The Nigerian National Petroleum Corporation is always in the news for all the wrong reasons. Corruption allegations against the current leadership of this corporation pour daily. The NNPC under Maikanti Baru has become an outlaw and bigger than virtually everybody in Nigeria. It persistently refuses to make correct remittances to the Federation Account for crude oil sold, yet, nobody queries this monster. Its recalcitrance stalled the last FAAC meeting for the distribution of May revenue because its remittance was less N20 billion, without any plausible explanation.
It was also observed at the FAAC meeting that “NNPC claimed it spent N3.5 billion on product leakages and pipeline vandalism, but the Department of Petroleum Resources, an agency that is supposed to keep such record, claimed ignorance of the amount”. Minister of Finance, Mrs Kemi Adeosun remarked: “We operate the NNPC as a business. We have invested public capital in that business; and we have expectations of return. And when that return falls lower than our expectations, then the owners of this business, which in this case are the Federal Government and states, need to act…We felt that some of the costs couldn’t be justified.”

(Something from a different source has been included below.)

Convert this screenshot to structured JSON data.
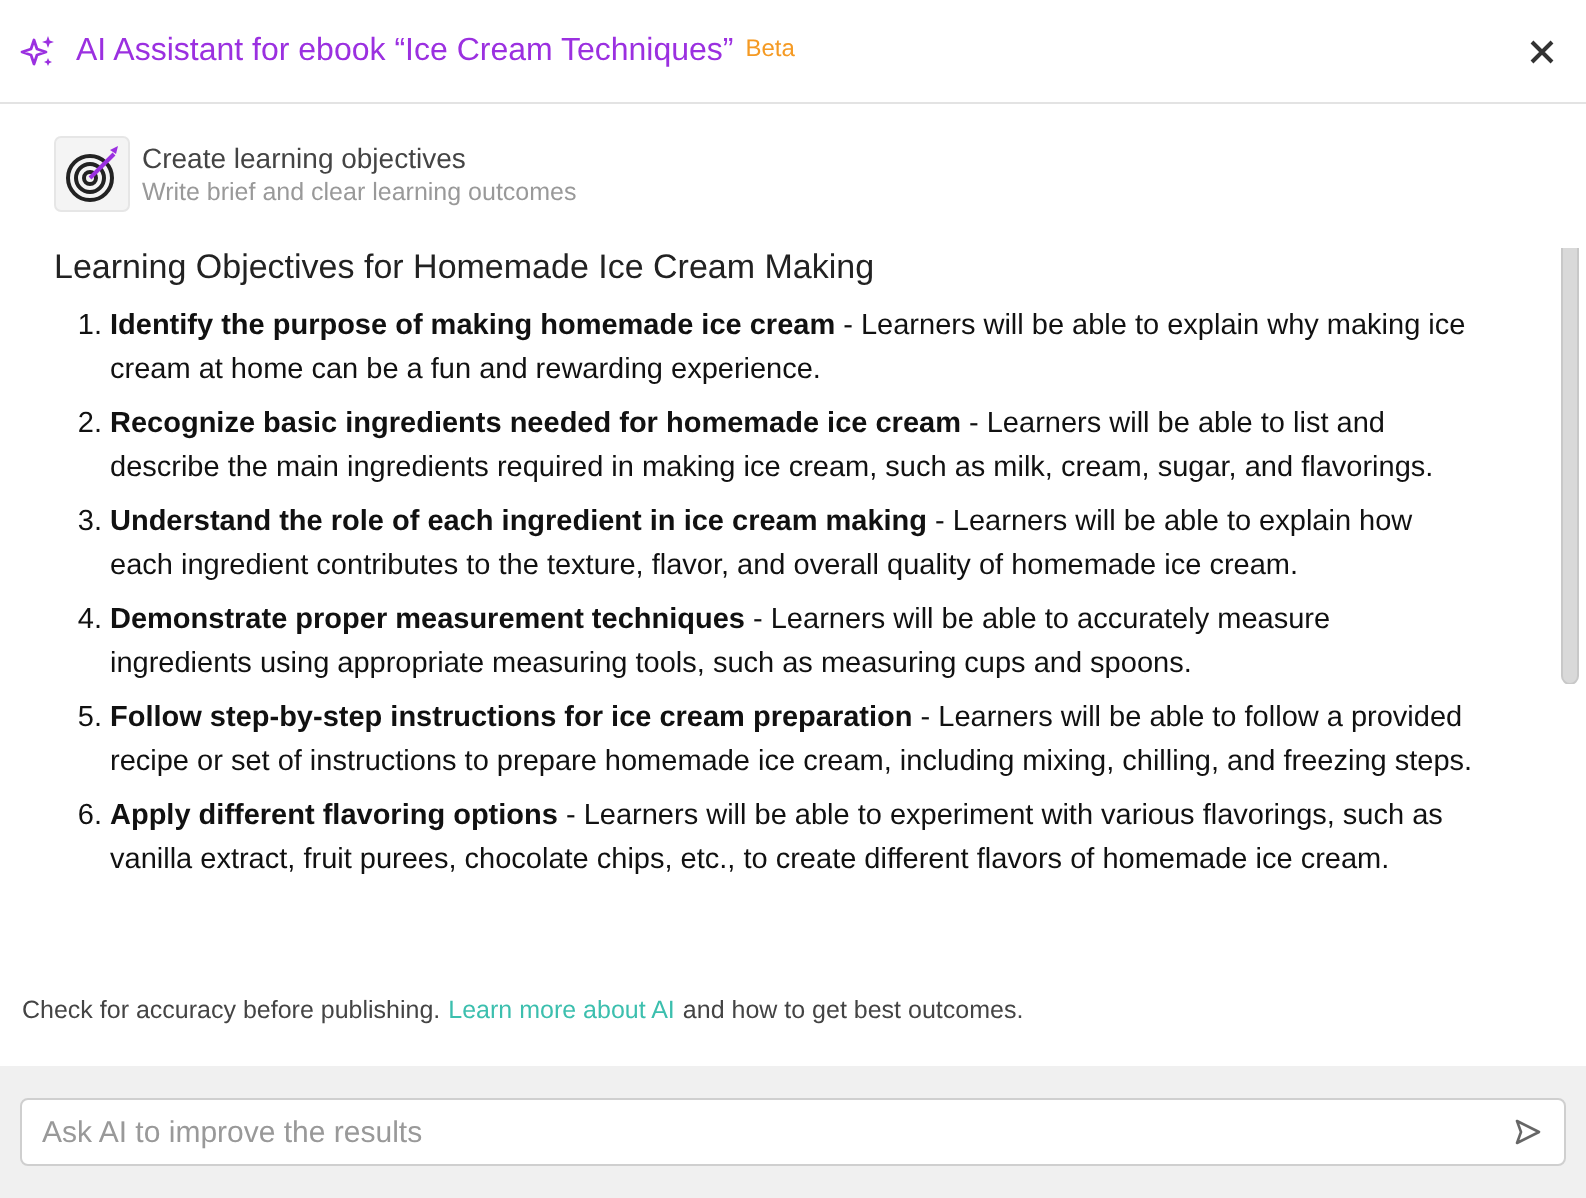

Sleaze allegations against the NNPC under this “change” government are unending. What about Governor Abdulaziz Yari’s yet to be addressed allegation of subsidy fraud by the corporation? The methodology of Baru’s subsidy payment is impervious. The Zamfara State governor also rejected the corporation’s bizarre claim of 60-65 million litres national daily consumption of petrol. Till date, those who should query NNPC have refused to do so.
The memo written by the junior Minister for Petroleum, Ibe Kachikwu, on sleaze in the NNPC remains fresh in our memory. Contracts running into billions of USD were allegedly awarded exclusively by Baru, without due process. Some of them included the crude term contracts valued at over $10 billion; DSDP contracts valued at over $5 billion; the AKK pipeline contract valued at approximately $3 billion; various financing allocation-funding contracts with the NOCs valued at over $3 billion and various NPDC production service contracts valued at over $3 billion. Kachikwu further alleged that during the first one year of Baru’s tenure, no contract was cleared by the NNPC board, despite legal and procedural requirements that all contracts above $20 million would need to be reviewed and approved by the board.
Who will curb this monster called NNPC in the interest of Nigerians? We may have to wait for another leader.